Verification Loop: Checkpoint & Evals

What You'll Learn

After learning the verification loop mechanism, you can:

Use /checkpoint to save and restore working state
Use /verify to run comprehensive code quality checks
Master Eval-Driven Development (EDD) concept, define and run evals
Establish continuous verification loop, maintain code quality during development

Your Current Challenges

You just completed a feature but不敢 submit a PR because:

Unsure if existing functionality was broken
Worried about declining test coverage
Forgot the original goal, unsure if you've deviated from direction
Want to rollback to a stable state but have no record

If there were a mechanism to "take a snapshot" at key moments and continuously verify during development, these problems would be solved.

When to Use This Workflow

Before starting new features: Create checkpoint to record starting state
After completing milestones: Save progress for easy rollback and comparison
Before submitting PR: Run comprehensive verification to ensure code quality
During refactoring: Frequent verification to avoid breaking existing functionality
During team collaboration: Share checkpoints to sync working state

🎒 Prerequisites

Prerequisites

This tutorial assumes you have:

✅ Completed TDD Development Workflow learning
✅ Familiar with basic Git operations
✅ Understand how to use Everything Claude Code's basic commands

Core Concept

Verification loop is a quality assurance mechanism that turns "write code → test → verify" cycle into a systematic process.

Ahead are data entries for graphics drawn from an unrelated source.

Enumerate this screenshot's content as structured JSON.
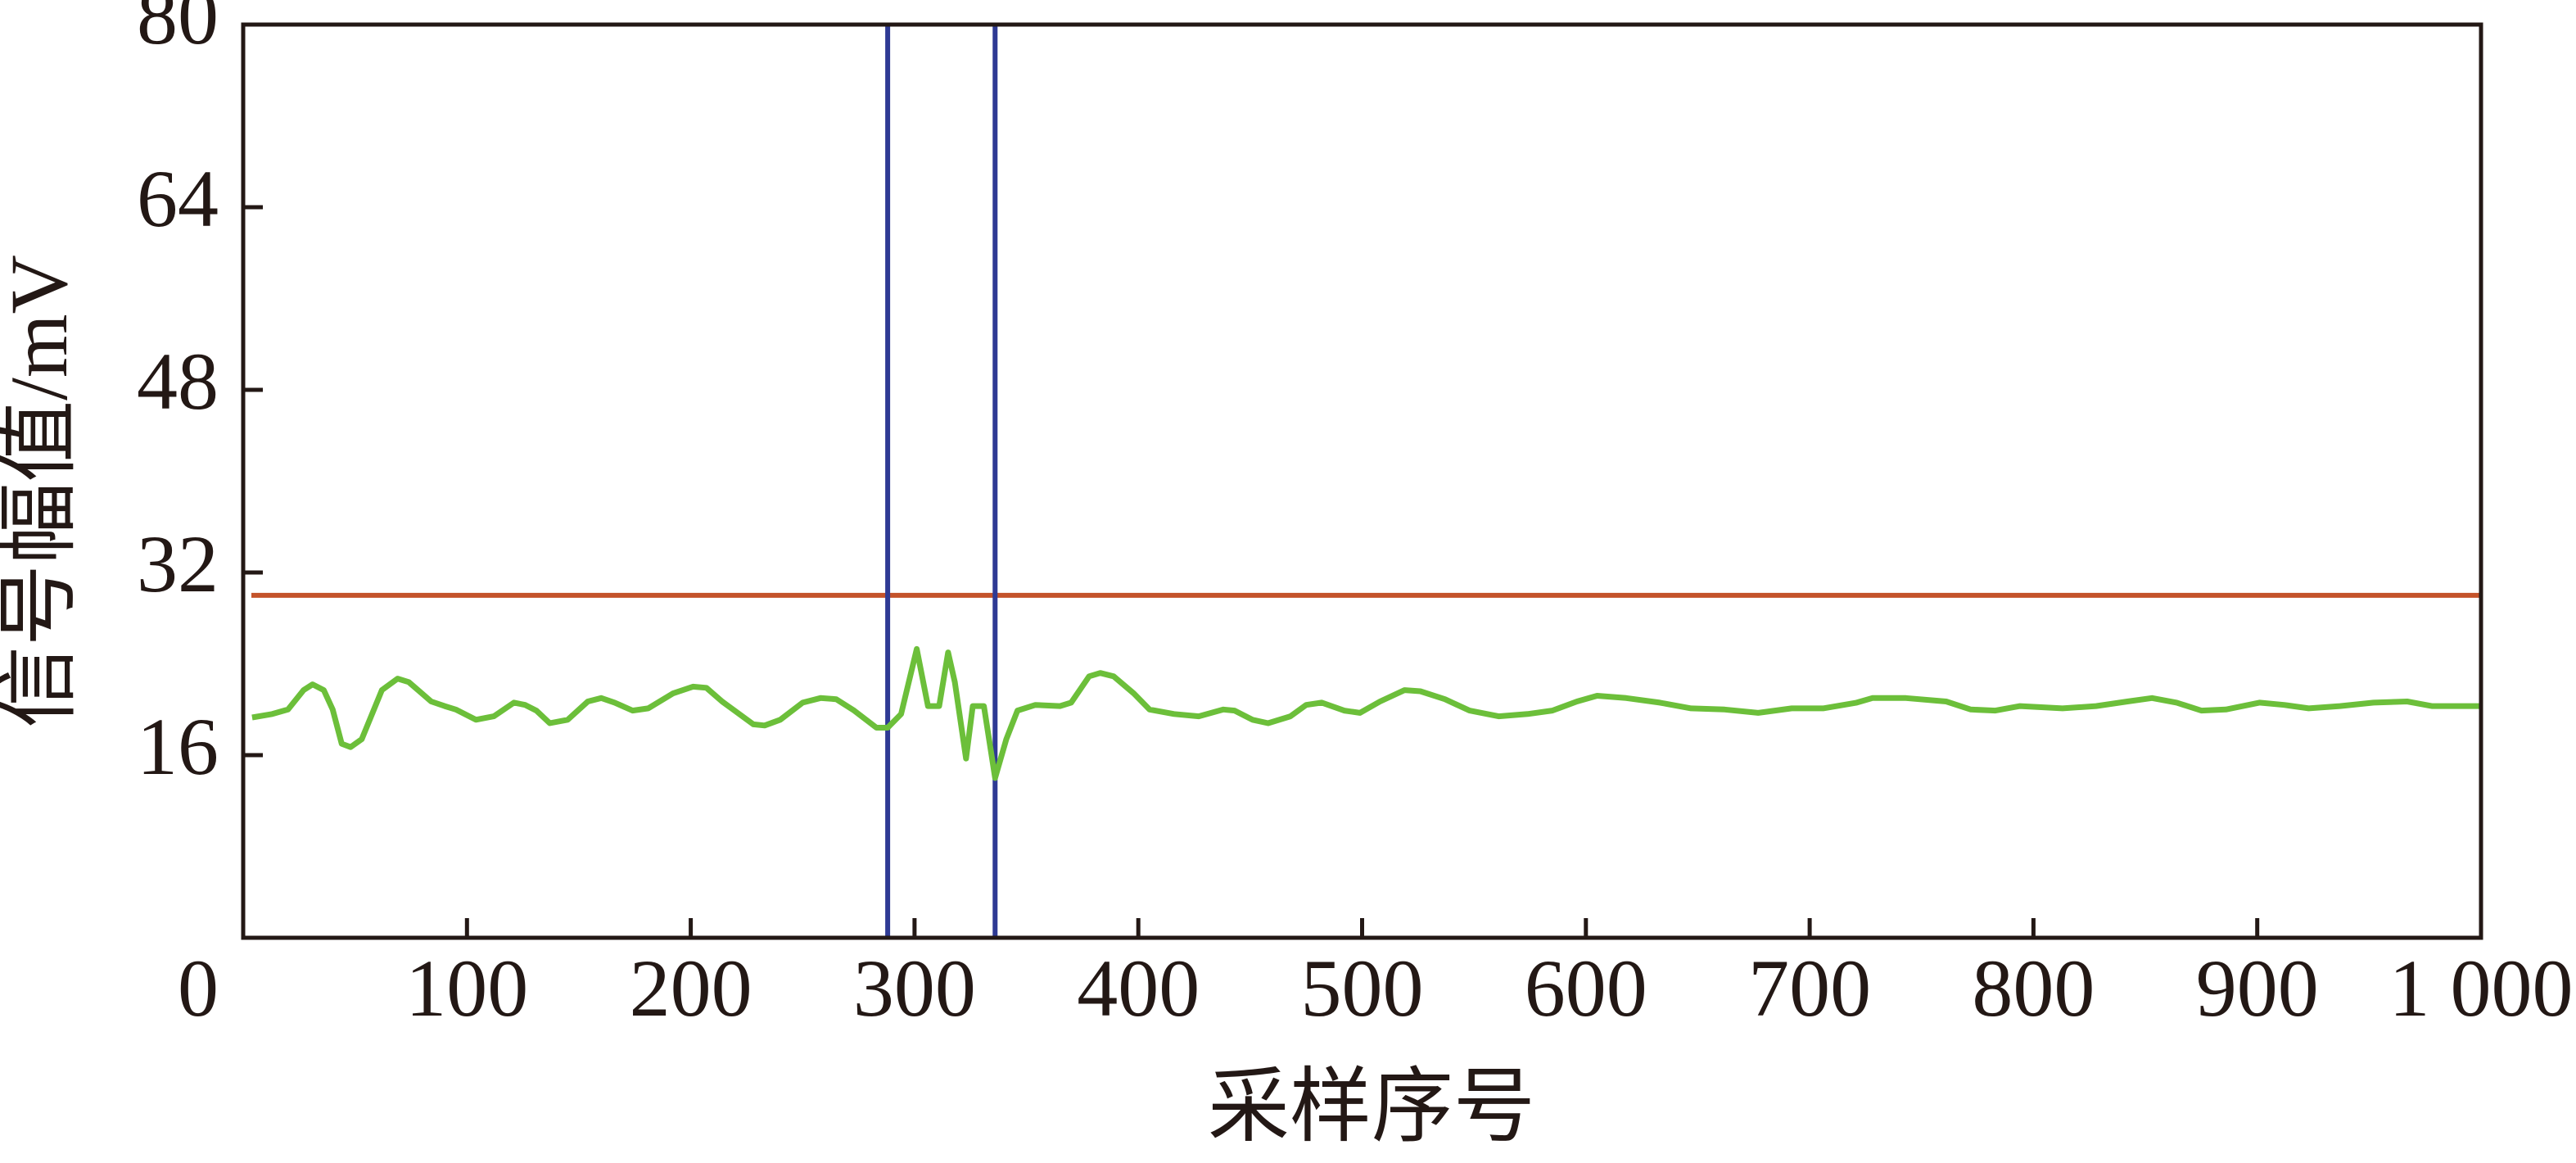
{
  "chart_data": {
    "type": "line",
    "xlabel": "采样序号",
    "ylabel": "信号幅值/mV",
    "x": [
      4,
      13,
      20,
      27,
      31,
      36,
      40,
      44,
      48,
      53,
      62,
      69,
      74,
      84,
      90,
      95,
      104,
      112,
      121,
      126,
      131,
      137,
      145,
      154,
      160,
      166,
      174,
      181,
      192,
      201,
      207,
      214,
      228,
      233,
      240,
      250,
      258,
      265,
      273,
      283,
      288,
      294,
      301,
      306,
      311,
      315,
      318,
      323,
      326,
      331,
      336,
      341,
      346,
      354,
      365,
      370,
      378,
      383,
      389,
      398,
      405,
      416,
      427,
      438,
      443,
      451,
      458,
      468,
      475,
      482,
      492,
      499,
      508,
      519,
      526,
      537,
      548,
      561,
      574,
      585,
      596,
      605,
      618,
      633,
      647,
      662,
      677,
      692,
      706,
      721,
      728,
      743,
      761,
      772,
      783,
      794,
      813,
      828,
      842,
      853,
      864,
      875,
      886,
      901,
      912,
      923,
      937,
      952,
      967,
      978,
      1000
    ],
    "values": [
      19.3,
      19.6,
      20,
      21.7,
      22.2,
      21.7,
      20,
      17,
      16.7,
      17.4,
      21.7,
      22.7,
      22.4,
      20.7,
      20.3,
      20,
      19.1,
      19.4,
      20.6,
      20.4,
      19.9,
      18.8,
      19.1,
      20.7,
      21,
      20.6,
      19.9,
      20.1,
      21.4,
      22,
      21.9,
      20.7,
      18.7,
      18.6,
      19.1,
      20.6,
      21,
      20.9,
      19.9,
      18.4,
      18.4,
      19.6,
      25.3,
      20.3,
      20.3,
      25,
      22.4,
      15.7,
      20.3,
      20.3,
      14,
      17.4,
      19.9,
      20.4,
      20.3,
      20.6,
      22.9,
      23.2,
      22.9,
      21.4,
      20,
      19.6,
      19.4,
      20,
      19.9,
      19.1,
      18.8,
      19.4,
      20.4,
      20.6,
      19.9,
      19.7,
      20.7,
      21.7,
      21.6,
      20.9,
      19.9,
      19.4,
      19.6,
      19.9,
      20.7,
      21.2,
      21,
      20.6,
      20.1,
      20,
      19.7,
      20.1,
      20.1,
      20.6,
      21,
      21,
      20.7,
      20,
      19.9,
      20.3,
      20.1,
      20.3,
      20.7,
      21,
      20.6,
      19.9,
      20,
      20.6,
      20.4,
      20.1,
      20.3,
      20.6,
      20.7,
      20.3,
      20.3
    ],
    "color": "#6cbf3a",
    "hlines": [
      30
    ],
    "hline_color": "#c4532a",
    "vlines": [
      288,
      336
    ],
    "vline_color": "#2e3a94",
    "xlim": [
      0,
      1000
    ],
    "xticks": [
      0,
      100,
      200,
      300,
      400,
      500,
      600,
      700,
      800,
      900,
      {
        "value": 1000,
        "label": "1 000"
      }
    ],
    "ylim": [
      0,
      80
    ],
    "yticks": [
      16,
      32,
      48,
      64,
      80
    ]
  }
}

Three-Layer Verification System

Everything Claude Code provides three layers of verification:

Layer	Mechanism	Purpose	When to Use
Real-time verification	PostToolUse Hooks	Capture type errors, console.logs, etc. immediately	After every tool call
Periodic verification	`/verify` command	Comprehensive check: build, types, tests, security	Every 15 minutes or after major changes
Milestone verification	`/checkpoint`	Compare state differences, track quality trends	After milestones, before PR submission

Checkpoint: Code's "Save Point"

Checkpoint "takes a snapshot" at key moments:

Records Git SHA
Records test pass rate
Records code coverage
Records timestamp

When verifying, you can compare the difference between current state and any checkpoint.

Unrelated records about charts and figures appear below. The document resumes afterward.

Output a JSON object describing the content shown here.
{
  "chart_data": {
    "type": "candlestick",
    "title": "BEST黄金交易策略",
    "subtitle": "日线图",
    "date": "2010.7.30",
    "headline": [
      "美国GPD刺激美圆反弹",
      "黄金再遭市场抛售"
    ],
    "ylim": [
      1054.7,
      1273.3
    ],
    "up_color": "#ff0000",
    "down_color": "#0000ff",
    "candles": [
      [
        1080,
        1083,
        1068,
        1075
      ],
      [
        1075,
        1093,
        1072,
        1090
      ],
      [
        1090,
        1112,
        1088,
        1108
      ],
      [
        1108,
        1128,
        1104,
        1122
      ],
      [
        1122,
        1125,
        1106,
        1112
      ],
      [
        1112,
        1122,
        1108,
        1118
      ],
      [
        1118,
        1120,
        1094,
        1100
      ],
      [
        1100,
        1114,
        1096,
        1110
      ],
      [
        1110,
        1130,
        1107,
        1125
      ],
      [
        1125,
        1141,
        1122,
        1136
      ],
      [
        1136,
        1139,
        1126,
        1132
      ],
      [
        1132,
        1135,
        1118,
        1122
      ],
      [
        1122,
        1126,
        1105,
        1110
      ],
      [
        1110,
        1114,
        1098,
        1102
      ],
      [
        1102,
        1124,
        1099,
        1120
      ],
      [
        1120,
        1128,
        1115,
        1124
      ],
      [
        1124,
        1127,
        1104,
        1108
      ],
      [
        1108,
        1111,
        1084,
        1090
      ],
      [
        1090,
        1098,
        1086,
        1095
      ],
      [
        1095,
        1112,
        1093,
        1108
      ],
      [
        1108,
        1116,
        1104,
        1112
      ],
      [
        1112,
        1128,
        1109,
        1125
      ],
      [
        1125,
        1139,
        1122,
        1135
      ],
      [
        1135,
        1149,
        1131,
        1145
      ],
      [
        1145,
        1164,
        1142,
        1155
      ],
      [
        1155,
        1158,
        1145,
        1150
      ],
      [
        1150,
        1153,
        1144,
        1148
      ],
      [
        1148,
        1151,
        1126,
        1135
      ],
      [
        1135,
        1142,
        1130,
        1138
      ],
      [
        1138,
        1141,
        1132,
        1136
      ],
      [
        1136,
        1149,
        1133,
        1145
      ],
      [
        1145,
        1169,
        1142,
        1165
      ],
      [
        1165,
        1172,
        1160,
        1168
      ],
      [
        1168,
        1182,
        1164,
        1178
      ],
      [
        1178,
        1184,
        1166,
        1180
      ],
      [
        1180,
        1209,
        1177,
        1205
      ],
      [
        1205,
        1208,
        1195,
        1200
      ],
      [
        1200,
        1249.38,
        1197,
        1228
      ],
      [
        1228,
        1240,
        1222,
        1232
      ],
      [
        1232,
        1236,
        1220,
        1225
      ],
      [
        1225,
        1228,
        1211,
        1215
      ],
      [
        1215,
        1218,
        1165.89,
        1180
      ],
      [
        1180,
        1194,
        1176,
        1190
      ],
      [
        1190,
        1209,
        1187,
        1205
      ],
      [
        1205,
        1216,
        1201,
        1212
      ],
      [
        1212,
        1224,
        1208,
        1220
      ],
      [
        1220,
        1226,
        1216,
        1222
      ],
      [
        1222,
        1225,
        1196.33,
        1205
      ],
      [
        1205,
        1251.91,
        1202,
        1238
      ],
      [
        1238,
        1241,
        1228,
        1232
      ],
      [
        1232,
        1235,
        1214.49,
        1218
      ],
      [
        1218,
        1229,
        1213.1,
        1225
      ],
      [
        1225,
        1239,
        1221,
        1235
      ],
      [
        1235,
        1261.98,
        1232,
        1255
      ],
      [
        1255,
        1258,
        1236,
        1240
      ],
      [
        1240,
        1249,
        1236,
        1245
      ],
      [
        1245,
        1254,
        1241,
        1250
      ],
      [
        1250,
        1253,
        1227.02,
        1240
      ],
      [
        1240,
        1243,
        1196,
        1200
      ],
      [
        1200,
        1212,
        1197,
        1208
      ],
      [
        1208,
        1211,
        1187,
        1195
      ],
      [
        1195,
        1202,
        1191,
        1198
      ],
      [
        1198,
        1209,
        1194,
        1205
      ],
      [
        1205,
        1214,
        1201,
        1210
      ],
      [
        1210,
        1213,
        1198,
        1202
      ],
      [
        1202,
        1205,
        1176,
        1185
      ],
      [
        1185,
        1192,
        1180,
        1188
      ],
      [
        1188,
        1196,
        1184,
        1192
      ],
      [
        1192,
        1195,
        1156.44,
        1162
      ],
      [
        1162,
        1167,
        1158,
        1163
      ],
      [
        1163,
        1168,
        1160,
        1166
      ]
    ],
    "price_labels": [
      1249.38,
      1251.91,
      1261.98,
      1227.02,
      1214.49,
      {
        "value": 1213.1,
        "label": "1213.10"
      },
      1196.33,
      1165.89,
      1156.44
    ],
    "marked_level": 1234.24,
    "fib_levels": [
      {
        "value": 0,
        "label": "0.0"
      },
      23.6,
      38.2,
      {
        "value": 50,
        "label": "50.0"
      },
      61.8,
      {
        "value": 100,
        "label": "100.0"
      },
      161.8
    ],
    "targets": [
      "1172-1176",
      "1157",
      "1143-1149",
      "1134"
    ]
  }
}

Evals: AI Development's "Unit Tests"

Eval-Driven Development (EDD) treats evals as unit tests for AI development:

Define success criteria first (write evals)
Write code next (implement features)
Run evals continuously (verify correctness)
Track regressions (ensure existing functionality not broken)

This aligns with TDD (Test-Driven Development) philosophy, but for AI-assisted development.

Follow Along: Using Checkpoint

Step 1: Create Initial Checkpoint

Before starting new features, create checkpoint first:

bash

/checkpoint create "feature-start"

Why Record starting state for later comparison.

What you should see:

VERIFICATION: Running quick checks...
Build:    OK
Types:    OK

CHECKPOINT CREATED: feature-start
Time:     2026-01-25-14:30
Git SHA:  abc1234
Logged to: .claude/checkpoints.log

Checkpoint will:

First run /verify quick (only check build and types)
Create git stash or commit (named: checkpoint-feature-start)
Record to .claude/checkpoints.log

Step 2: Implement Core Functionality

Start writing code to complete core logic.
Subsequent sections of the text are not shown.